AMY GOODMAN: Do you see a different trend under President Obama than under President Bush in terms of what will happen to Social Security? Ultimately, President Bush didn’t succeed in cutting it.

DEAN BAKER: Well, I worry about what will happen under President Obama. You go back to when President Clinton was in the White House, President Clinton proposed cuts to Social Security. He was recently on a panel here at a program put on by the Peterson Foundation, and he just got right up, and he said, “I wanted to cut Social Security, but, you know, they wouldn’t let me.” Dick Gephardt, you know, at that time the leader of the Democrats in the House, and he said Dick Armey also opposed it. He goes, “They wouldn’t let me, but I wanted to do it.” You know, he just said that in very open terms, which is something we knew back in the '90s, those of us who were fighting against it. But it was just quite striking that this was one of the regrets of his presidency, that he wasn't able to cut Social Security.

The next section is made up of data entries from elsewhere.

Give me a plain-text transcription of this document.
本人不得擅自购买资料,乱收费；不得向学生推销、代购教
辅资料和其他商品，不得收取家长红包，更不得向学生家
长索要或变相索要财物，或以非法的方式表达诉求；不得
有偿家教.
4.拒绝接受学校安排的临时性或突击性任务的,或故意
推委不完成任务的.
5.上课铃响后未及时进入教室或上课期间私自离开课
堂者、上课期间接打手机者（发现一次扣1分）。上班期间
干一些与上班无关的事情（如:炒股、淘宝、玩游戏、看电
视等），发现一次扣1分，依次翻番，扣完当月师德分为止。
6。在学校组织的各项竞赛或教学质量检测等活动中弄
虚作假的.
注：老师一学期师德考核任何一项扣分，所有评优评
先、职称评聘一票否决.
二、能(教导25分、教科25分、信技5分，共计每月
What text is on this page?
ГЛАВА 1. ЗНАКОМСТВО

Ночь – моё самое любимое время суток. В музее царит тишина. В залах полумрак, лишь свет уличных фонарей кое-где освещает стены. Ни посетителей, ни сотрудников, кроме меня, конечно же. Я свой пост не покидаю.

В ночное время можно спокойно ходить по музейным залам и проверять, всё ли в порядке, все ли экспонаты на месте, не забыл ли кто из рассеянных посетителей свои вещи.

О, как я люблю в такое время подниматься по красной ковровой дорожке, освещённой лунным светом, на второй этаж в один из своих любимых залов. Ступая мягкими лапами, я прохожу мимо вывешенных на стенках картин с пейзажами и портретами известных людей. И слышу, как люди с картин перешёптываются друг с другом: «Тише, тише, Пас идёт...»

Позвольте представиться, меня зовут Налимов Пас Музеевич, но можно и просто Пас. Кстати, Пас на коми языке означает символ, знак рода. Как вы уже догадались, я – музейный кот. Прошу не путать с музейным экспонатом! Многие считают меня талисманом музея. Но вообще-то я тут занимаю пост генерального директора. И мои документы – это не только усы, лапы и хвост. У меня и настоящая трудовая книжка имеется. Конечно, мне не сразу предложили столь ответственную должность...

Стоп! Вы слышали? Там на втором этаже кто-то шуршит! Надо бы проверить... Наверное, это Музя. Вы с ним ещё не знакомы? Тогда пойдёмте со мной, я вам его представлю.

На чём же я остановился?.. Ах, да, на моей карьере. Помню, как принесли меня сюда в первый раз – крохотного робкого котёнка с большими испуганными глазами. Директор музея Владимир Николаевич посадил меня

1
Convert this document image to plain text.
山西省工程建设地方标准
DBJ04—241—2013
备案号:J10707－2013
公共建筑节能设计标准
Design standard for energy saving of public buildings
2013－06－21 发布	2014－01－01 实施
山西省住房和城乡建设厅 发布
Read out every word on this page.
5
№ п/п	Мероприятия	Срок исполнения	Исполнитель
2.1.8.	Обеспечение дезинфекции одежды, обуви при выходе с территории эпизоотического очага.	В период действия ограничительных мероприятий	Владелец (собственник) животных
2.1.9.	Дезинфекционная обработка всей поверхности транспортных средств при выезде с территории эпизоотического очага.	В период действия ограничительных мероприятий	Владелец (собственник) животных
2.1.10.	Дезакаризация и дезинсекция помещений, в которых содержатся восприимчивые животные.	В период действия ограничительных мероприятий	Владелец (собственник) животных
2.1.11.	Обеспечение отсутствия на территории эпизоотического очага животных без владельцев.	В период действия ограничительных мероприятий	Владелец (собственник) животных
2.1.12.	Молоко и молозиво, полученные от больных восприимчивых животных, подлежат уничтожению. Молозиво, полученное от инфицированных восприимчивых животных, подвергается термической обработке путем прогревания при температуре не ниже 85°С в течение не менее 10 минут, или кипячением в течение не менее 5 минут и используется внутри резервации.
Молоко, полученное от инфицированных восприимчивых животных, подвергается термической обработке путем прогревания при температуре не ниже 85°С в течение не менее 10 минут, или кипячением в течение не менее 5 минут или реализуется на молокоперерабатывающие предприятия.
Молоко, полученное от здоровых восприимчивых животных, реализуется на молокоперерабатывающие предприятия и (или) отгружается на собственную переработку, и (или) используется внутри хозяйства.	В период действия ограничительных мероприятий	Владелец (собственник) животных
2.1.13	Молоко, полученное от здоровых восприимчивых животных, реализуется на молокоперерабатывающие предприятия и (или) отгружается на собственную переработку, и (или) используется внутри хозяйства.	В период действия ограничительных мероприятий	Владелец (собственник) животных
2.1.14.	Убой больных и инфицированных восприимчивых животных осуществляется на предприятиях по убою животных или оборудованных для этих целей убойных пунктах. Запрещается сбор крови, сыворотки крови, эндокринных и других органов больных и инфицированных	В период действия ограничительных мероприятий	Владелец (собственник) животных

And you have a lot of the same people that were in the Clinton administration who are back working with President Obama, and I do worry very much that many of them want to cut Social Security. One of the things that I — you know, I’m not longing for President Bush to be back in the White House, but, you know, there was a relatively unified stand among Democrats against President Bush’s plan to cut Social Security. And that made it more difficult for him to get very far, and of course he never actually introduced a plan. Nothing ever got voted on by Congress. It didn’t come that close to being done. When you have a Democrat in the White House and he says he wants to cut Social Security, or at least people close to him say that, then it becomes much more difficult, because it’s not clear how you organize against that, because certainly you will have Democrats who want to support their president. So, again, I find it very worrisome that — you know, you’re looking at his deficit commission, he appoints his two top appointees, the Republican and Democrat co-chair, who he picked. Both were quite explicit: they want to cut Social Security. So I do think we have to be very worried about cuts to the program under — during the Obama administration.

AMY GOODMAN: Dean Baker, economist and co-director of the Center for Economic and Policy Research, thanks very much.